Lest you think I’m trying to push you in the shallow end of the pool against your will, I’m not. I’m only telling you the same thing I would tell anyone, male or female, in any situation: is your methodology effective or ineffective? Is your way working or not working? Because it doesn’t matter if you like it or if it resonates or if it makes sense to you. If you take it out for a spin in the real world and no one is responding to your desire to get intense from the get-go, well, then, maybe you have to adjust and find a middle ground that works better.
By forcing intimacy, you create the conditions for a deeper, better, more memorable date. But that doesn’t mean that the intimacy has greater meaning, nor does it mean that people who don’t choose to go deep are incapable of it.

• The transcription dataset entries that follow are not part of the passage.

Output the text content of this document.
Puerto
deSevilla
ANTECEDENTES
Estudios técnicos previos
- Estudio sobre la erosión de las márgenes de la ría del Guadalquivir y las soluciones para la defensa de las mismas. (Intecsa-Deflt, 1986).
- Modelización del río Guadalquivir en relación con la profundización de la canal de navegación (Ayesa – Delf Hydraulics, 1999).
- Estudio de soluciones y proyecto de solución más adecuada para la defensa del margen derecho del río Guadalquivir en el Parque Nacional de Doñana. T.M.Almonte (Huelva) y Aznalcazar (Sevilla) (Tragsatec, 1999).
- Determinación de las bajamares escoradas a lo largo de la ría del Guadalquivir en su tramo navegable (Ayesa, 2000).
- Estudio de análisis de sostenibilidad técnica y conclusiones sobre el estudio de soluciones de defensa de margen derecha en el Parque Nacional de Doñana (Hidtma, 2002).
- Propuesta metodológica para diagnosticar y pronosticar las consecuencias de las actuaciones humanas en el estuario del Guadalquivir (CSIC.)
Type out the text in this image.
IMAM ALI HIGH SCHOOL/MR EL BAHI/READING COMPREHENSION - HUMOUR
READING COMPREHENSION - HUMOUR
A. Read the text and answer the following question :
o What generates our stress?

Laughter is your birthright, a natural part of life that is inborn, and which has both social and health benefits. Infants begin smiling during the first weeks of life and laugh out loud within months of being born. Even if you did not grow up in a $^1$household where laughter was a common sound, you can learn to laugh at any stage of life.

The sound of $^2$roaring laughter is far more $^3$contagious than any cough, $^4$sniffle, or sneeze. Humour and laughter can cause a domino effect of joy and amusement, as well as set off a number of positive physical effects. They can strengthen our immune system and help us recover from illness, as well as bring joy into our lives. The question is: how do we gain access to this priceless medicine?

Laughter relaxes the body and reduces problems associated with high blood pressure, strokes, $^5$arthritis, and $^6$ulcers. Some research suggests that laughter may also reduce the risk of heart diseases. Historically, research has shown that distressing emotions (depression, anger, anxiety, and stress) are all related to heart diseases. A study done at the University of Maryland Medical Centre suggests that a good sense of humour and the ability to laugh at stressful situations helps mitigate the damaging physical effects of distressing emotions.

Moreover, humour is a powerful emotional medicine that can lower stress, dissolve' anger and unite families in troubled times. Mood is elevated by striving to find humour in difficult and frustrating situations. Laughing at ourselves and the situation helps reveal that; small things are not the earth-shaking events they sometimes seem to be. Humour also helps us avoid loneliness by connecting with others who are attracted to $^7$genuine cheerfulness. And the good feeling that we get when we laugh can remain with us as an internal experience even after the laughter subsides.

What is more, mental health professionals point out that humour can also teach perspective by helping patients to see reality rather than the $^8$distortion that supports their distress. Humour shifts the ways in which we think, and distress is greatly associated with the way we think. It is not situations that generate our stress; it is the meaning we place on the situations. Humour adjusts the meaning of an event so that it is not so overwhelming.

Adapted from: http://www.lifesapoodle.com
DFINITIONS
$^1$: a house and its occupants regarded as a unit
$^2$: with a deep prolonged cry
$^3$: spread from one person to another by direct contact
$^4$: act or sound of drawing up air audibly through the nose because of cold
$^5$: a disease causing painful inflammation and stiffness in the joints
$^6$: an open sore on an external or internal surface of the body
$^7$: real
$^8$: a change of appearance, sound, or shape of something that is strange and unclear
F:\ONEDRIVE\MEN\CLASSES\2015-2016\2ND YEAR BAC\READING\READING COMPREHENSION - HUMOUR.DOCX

This New York Times piece made the rounds last month precisely because of the reasons you outlined. You’re more likely to feel connected to someone when you discuss intimate things than when you discuss the weather and movies. I agree wholeheartedly, and I even took the attached 36-question quiz with my wife on Valentine’s Day. They did, in fact, reveal things we’d never even discussed, and brought tears to both of our eyes at points.
And that’s the irony of the title of the piece “To Fall in Love with Anyone, Do This.” By forcing intimacy, you create the conditions for a deeper, better, more memorable date. You see the humanity inside every man, and get beyond the general biographical patter that dots most early dates. But that doesn’t mean that the intimacy has greater meaning, nor does it mean that people who don’t choose to go deep are incapable of it.
Without reading Page’s book, I can’t comment on the steps that he’s suggested. What I can say is that good dating advice has to be applicable to people in the real world who have not read dating advice. My suggestion is that by doing everything in moderation — mastering both small talk AND deep talk — you maximize your chances of making a deep connection with the greatest number of people.